Alot of your case hinges on AI being wrong. What will you say in the future when it’s correct? Plus beginners have ALOT of questions. I’m sure if we all posted 15+ threads a day here people wouldn’t like us. It’s ziggit not stack overflow (which is also basically dead right now).
I think that in the long term, the case against LLMs for beginners/students needs to be a moral one not a logical one. Most of my classmates would easily sacrifice some reliability to be able to cut through the noise and get a quick answer, unfortunately. Obviously the same AI that teaches them bites them back in the ass because it’ll steal all their junior positions too, but it’s not like we can stop the wave at this point.
The case against LLMs hinges upon LLM companies like Anthropic and OpenAI and their products like Claude and ChatGPT being massively unprofitable and likely to go out of business in the near future. Of course considering how exposed the rest of the global economy is to these LLM companies and related like cloud hyperscalers, Oracle, and Nvidia, this would probably destroy the global economy and send us into another Great Depression.
I help out in the Godot forums, I’ve kept up in C++ ircs. I love helping beginners, I would love to help beginners here too. Please do liven up our forums with any and all questions!
I’ve seen many times and been in many conferences when asking the room if they would eagerly help someone asking a question nearly everyone raised their hand, but when asked if they themselves feel confident asking for help almost no one would.
If you ask your questions here in public and open spaces then answers and be built upon, future readers can read previous answers and may find what they are looking for or specify an edge case. Even if one doesn’t look for their question answering the same question can be useful for zig (and any in-development software) as the language updates so must our questions and answers. I think stack overflow gamified itself too much with points and medals and got strangely competitive. While chatrooms like IRC and Discord lost history and blobbed all conversion together, repeated questions would interrupt longer conversations so hostility would face beginners in such a setting.
Discourse such as this forum ziggit, doesn’t change much from the stack overflow/bulletin board forumula, I just like the interface having an easy time finding and writing responses to questions. Most Help topics have a response within the working day, even in this admittedly low-volume forum. And in these contexts I’d argue it’s very okay and encouraged to fire-and-forget topics, come back tomorrow if need be. It’s instant messaging, not instant replying!

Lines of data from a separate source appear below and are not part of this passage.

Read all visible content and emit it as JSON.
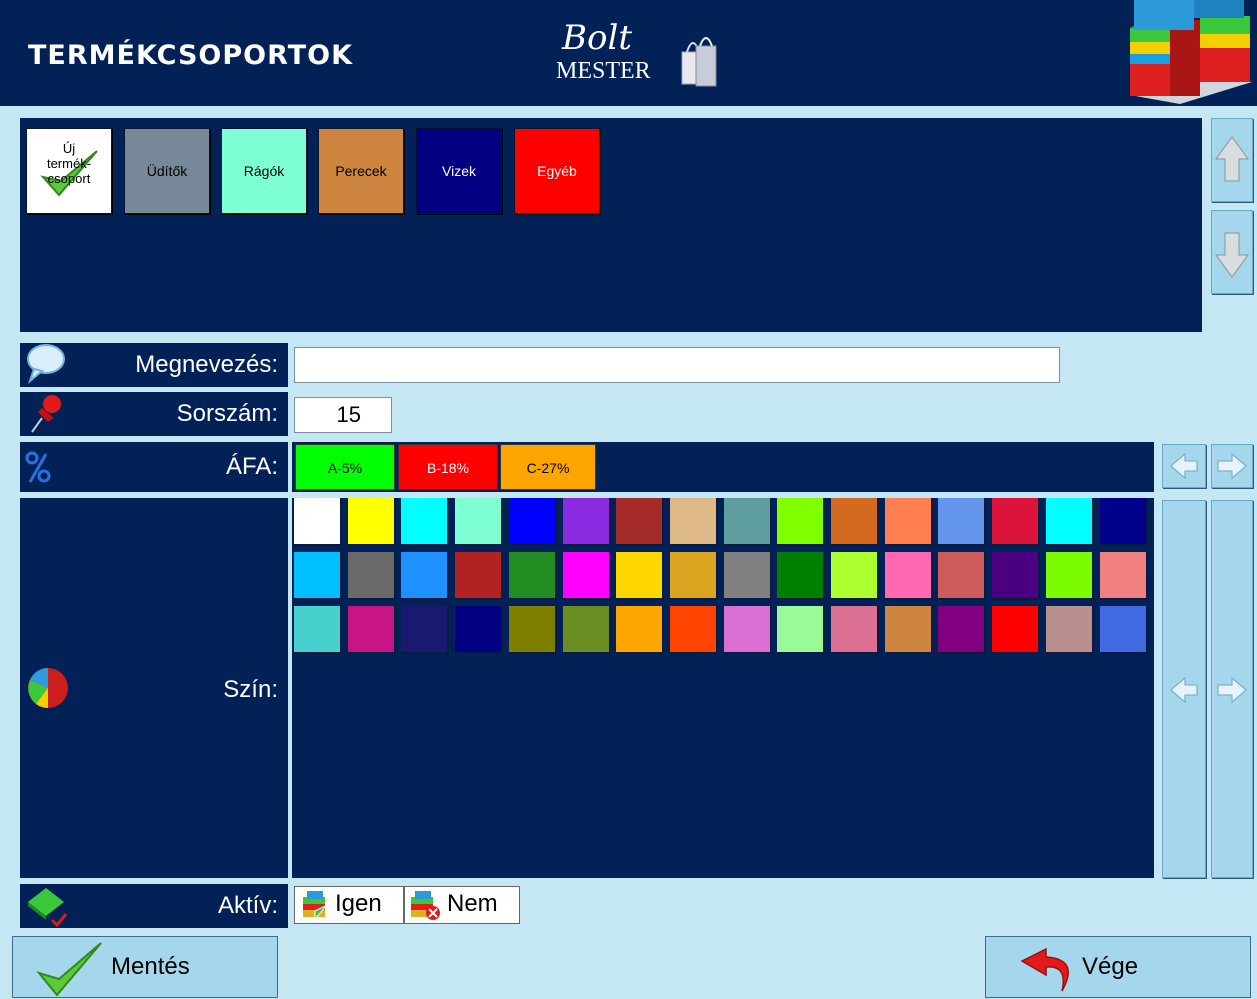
{
  "header": {
    "title": "TERMÉKCSOPORTOK",
    "logo_line1": "Bolt",
    "logo_line2": "MESTER"
  },
  "groups": [
    {
      "label": "Új termék-csoport",
      "line1": "Új",
      "line2": "termék-",
      "line3": "csoport",
      "bg": "#ffffff",
      "color": "#000000"
    },
    {
      "label": "Üdítők",
      "bg": "#778899",
      "color": "#000000"
    },
    {
      "label": "Rágók",
      "bg": "#7fffd4",
      "color": "#000000"
    },
    {
      "label": "Perecek",
      "bg": "#cd853f",
      "color": "#000000"
    },
    {
      "label": "Vizek",
      "bg": "#000080",
      "color": "#ffffff"
    },
    {
      "label": "Egyéb",
      "bg": "#ff0000",
      "color": "#ffffff"
    }
  ],
  "form": {
    "name_label": "Megnevezés:",
    "name_value": "",
    "order_label": "Sorszám:",
    "order_value": "15",
    "vat_label": "ÁFA:",
    "vat_options": [
      {
        "label": "A-5%",
        "bg": "#00ff00"
      },
      {
        "label": "B-18%",
        "bg": "#ff0000"
      },
      {
        "label": "C-27%",
        "bg": "#ffa500"
      }
    ],
    "color_label": "Szín:",
    "active_label": "Aktív:",
    "active_yes": "Igen",
    "active_no": "Nem"
  },
  "colors": [
    [
      "#ffffff",
      "#ffff00",
      "#00ffff",
      "#7fffd4",
      "#0000ff",
      "#8a2be2",
      "#a52a2a",
      "#deb887",
      "#5f9ea0",
      "#7fff00",
      "#d2691e",
      "#ff7f50",
      "#6495ed",
      "#dc143c",
      "#00ffff",
      "#00008b"
    ],
    [
      "#00bfff",
      "#696969",
      "#1e90ff",
      "#b22222",
      "#228b22",
      "#ff00ff",
      "#ffd700",
      "#daa520",
      "#808080",
      "#008000",
      "#adff2f",
      "#ff69b4",
      "#cd5c5c",
      "#4b0082",
      "#7cfc00",
      "#f08080"
    ],
    [
      "#48d1cc",
      "#c71585",
      "#191970",
      "#000080",
      "#808000",
      "#6b8e23",
      "#ffa500",
      "#ff4500",
      "#da70d6",
      "#98fb98",
      "#db7093",
      "#cd853f",
      "#800080",
      "#ff0000",
      "#bc8f8f",
      "#4169e1"
    ]
  ],
  "buttons": {
    "save": "Mentés",
    "exit": "Vége"
  }
}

I appreciate your attitude, but from my personal experiences even if almost everyone in that room raised their hands, in reality the people who actually follow through would be much fewer, and the people that do so without overt/passive aggression even fewer. I think if we asked that question to a room full of blindfolded people it’d be different as well, there’s a lot of peer pressure in that room. Plus the people that show up to those conferences are way different than the “average” person in a forum.
Often the fastest people to respond to questions in online threads are the most agitated by the question in the first place as well. I think people’s fears here are very rational. They don’t come from nowhere. Sometimes when we try to help others we get annoyed and impatient as well.

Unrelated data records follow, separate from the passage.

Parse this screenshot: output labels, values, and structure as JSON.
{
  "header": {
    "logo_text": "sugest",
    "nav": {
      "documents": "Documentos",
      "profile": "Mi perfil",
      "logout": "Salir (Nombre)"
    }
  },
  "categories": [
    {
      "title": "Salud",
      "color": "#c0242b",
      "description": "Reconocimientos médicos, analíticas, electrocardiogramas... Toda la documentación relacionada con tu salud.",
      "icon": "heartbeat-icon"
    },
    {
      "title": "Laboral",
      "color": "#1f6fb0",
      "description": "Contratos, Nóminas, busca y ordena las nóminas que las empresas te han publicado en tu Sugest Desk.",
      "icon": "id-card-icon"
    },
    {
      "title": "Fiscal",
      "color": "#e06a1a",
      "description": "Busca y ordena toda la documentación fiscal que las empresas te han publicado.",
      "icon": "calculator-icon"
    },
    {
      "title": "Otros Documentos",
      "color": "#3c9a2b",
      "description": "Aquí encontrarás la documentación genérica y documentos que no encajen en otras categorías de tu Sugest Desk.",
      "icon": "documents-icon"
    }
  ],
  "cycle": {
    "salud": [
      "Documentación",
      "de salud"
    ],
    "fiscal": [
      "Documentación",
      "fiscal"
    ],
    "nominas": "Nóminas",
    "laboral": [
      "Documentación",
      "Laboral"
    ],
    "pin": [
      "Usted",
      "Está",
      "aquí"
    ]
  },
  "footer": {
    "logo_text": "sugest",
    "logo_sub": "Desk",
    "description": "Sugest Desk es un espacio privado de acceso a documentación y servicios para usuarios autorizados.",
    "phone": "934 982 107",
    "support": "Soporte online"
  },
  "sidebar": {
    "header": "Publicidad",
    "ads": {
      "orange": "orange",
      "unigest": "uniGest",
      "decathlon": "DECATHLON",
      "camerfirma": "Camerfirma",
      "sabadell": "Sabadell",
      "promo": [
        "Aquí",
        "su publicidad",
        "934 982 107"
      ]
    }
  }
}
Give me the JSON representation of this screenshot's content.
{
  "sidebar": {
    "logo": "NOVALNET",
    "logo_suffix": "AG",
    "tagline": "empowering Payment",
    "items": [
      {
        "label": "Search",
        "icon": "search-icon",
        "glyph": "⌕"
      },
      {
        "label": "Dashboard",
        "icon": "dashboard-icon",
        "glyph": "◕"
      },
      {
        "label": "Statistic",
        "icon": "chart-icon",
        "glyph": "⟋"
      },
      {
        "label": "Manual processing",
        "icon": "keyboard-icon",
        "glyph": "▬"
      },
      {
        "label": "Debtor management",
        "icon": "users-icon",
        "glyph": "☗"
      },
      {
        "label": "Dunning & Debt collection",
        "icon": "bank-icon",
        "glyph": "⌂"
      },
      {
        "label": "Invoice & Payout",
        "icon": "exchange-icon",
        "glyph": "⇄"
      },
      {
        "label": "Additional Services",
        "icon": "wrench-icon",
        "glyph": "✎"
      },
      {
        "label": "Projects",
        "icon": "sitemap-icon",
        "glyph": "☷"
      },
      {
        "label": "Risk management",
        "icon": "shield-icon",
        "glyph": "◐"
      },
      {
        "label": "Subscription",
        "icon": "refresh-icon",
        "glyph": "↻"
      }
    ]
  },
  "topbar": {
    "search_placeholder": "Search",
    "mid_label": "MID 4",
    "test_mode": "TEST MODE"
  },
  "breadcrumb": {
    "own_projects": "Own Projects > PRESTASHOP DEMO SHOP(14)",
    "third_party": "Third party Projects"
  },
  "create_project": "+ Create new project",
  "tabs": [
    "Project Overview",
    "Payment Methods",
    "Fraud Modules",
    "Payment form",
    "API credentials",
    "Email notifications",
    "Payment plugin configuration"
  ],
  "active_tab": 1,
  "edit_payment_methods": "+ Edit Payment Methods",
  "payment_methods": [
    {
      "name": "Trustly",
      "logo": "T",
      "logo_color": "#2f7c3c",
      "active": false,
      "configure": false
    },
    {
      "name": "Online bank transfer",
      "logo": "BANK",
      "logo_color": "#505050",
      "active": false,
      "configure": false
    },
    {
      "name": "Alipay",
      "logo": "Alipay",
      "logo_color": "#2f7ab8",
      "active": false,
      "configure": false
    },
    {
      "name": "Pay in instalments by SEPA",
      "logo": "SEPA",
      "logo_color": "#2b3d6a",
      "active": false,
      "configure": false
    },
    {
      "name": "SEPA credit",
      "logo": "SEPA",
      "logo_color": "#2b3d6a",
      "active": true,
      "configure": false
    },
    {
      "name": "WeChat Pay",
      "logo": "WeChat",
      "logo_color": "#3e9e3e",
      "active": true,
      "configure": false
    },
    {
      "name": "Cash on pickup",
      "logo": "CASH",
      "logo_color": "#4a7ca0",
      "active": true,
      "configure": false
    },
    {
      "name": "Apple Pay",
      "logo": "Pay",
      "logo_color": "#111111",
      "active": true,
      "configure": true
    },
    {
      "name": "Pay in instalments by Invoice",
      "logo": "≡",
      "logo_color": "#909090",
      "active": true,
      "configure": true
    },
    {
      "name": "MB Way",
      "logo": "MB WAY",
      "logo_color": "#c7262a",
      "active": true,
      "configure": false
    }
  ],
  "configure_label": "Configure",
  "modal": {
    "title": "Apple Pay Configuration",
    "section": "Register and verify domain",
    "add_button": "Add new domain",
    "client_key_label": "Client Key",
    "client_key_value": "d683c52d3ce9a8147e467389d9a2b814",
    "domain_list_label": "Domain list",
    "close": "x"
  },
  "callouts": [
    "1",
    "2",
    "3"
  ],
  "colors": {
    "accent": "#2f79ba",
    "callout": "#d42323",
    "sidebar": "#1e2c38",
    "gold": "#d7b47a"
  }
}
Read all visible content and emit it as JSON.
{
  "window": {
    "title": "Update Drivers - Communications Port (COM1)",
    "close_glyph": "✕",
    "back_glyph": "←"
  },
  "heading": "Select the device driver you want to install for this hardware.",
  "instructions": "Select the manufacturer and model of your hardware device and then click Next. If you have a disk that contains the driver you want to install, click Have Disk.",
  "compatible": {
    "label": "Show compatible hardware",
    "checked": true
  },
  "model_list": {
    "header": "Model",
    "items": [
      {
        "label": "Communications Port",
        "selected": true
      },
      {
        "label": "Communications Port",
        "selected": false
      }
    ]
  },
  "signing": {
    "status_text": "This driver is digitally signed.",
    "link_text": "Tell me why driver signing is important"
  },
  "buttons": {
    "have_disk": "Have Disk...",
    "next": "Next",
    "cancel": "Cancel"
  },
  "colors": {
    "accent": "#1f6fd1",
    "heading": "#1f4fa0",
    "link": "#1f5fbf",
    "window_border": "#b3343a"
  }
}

I understand that ziggit may be the exception to this, it is a nicer community from my experience too, but any other mainstream website like reddit and it’s way worse. Also finding a good group of reliable mentors is the exception not the norm. People usually expect to be paid for personally training another guy. Really the true solution to this would be like a UBI to teachers and free classes or something. Much of their work benefits society as a positive externality and not directly, so their efforts go monetarily unappreciated.